When an issue occurs, start with these steps:

  1. Check System Health: Query the main health endpoint.

    curl http://localhost:8080/health | jq
    
    Look for any components that are not healthy.

  2. Check Container Status:

    docker compose ps
    
    Ensure all services are Up and healthy.

  3. Check Service Logs: View the logs for the specific component that seems to be failing.

    # Example: Check the API logs
    docker compose logs -f api
    

Common Problems

Authentication Errors (401/403)

  • Symptom: You receive a 401 Unauthorized or 403 Forbidden error.
  • Solution:
    1. 401 Unauthorized: This means your token is missing, invalid, or expired.
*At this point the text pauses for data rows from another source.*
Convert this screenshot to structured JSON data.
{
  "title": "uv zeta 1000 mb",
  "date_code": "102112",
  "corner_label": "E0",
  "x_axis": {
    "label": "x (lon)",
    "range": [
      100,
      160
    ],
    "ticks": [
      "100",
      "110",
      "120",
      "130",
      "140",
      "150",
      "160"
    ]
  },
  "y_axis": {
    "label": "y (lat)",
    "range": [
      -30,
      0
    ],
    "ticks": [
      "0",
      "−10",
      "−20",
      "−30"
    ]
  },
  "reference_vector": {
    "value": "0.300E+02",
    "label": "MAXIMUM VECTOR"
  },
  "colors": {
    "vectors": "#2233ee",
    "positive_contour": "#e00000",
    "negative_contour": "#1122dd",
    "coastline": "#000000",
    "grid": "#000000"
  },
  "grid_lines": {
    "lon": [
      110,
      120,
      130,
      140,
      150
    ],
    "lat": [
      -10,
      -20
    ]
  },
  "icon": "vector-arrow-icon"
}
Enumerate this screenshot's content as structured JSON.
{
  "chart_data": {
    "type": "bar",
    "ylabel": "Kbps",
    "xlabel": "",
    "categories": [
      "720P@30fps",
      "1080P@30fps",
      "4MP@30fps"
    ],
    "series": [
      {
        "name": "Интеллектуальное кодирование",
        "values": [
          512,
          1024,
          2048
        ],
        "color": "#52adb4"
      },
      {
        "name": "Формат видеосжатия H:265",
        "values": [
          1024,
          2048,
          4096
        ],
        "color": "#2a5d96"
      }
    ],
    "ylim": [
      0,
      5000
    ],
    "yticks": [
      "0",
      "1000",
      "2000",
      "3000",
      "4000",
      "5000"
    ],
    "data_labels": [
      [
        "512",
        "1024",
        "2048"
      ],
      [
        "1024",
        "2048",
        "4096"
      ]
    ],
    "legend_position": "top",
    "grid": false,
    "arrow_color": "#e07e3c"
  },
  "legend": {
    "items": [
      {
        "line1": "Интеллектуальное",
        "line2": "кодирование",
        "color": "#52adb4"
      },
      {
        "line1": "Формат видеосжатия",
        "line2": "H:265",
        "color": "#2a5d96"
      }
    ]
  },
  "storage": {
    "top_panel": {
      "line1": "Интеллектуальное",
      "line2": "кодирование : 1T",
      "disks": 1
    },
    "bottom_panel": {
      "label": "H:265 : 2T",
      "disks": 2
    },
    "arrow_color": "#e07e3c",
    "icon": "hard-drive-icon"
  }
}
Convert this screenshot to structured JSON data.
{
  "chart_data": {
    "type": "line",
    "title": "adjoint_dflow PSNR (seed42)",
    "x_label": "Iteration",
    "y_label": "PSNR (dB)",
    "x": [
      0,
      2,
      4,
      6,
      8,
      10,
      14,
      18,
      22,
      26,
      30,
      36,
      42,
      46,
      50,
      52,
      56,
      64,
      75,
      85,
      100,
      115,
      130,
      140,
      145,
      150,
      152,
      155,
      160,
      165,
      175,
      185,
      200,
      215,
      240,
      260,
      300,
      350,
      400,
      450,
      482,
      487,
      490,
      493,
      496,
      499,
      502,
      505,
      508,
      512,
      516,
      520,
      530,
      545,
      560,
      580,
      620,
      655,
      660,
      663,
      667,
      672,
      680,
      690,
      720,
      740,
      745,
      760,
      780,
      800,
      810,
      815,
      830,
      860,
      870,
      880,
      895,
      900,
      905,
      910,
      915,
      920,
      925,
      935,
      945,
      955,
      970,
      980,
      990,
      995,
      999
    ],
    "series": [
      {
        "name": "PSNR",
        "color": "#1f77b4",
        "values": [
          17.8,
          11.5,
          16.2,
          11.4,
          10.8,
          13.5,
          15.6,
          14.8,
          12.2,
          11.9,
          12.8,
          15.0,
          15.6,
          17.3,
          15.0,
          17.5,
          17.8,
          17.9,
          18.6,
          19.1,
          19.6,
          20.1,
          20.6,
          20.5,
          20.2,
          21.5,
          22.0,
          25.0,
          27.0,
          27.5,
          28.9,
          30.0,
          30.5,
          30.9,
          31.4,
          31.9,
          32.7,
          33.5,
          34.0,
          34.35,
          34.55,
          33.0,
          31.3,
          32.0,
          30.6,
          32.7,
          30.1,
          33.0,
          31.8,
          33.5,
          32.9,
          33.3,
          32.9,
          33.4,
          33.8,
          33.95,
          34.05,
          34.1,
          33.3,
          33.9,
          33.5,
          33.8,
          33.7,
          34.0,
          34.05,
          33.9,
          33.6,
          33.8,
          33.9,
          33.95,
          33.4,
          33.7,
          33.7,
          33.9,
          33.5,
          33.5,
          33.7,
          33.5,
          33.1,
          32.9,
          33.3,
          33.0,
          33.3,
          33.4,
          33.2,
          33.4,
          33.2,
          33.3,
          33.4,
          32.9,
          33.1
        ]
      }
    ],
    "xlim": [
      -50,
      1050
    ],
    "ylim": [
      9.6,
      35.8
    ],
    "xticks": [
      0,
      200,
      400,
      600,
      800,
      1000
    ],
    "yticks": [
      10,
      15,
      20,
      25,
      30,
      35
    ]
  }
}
Ensure you are providing a valid JWT access token in the Authorization: Bearer <token> header.
    2. 403 Forbidden: This means your token is valid, but the authenticated agent does not have the required scopes to perform the requested action.
    3. Review Security Warnings: Check the Authentication guide for critical security warnings about the current state of the authentication system, as these may be the source of your issue.

Tasks are not executing

  • Symptom: You create a task, but it never runs.
  • Solution:
    1. Check the due_work queue: Connect to the PostgreSQL database and run SELECT COUNT(*) FROM due_work WHERE run_at <= now();. If the count is high, your workers may be overloaded or stuck.
    2. Check the scheduler logs: Run docker compose logs scheduler to see if it's correctly calculating and enqueuing run times.
    3. Check the task status: Ensure the task is active and not paused by querying GET /tasks/{id}.

Pipeline step is failing

  • Symptom: A task run has a success: false status.
  • Solution:
    1. Get the run details: Query GET /runs/{id} for the failed run.
    2. Examine the error field: This will contain the specific error message, such as a tool timeout, a validation error, or a connection failure.
    3. Check worker logs: The worker logs will contain a detailed stack trace and context for the failure.

Service Fails to Start

  • Symptom: A container (e.g., api) exits immediately or is in a restart loop.
  • Solution:
    1. Check for Missing Secrets: For production deployments (start.sh prod or start.sh ghcr), ensure you have created an .env file in the ops/ directory and set a secure JWT_SECRET_KEY. The application will fail to start without it.
    2. Check Database/Redis Health: Ensure the postgres and redis containers are Up (healthy) before the other services start. If they are not, check their logs for errors.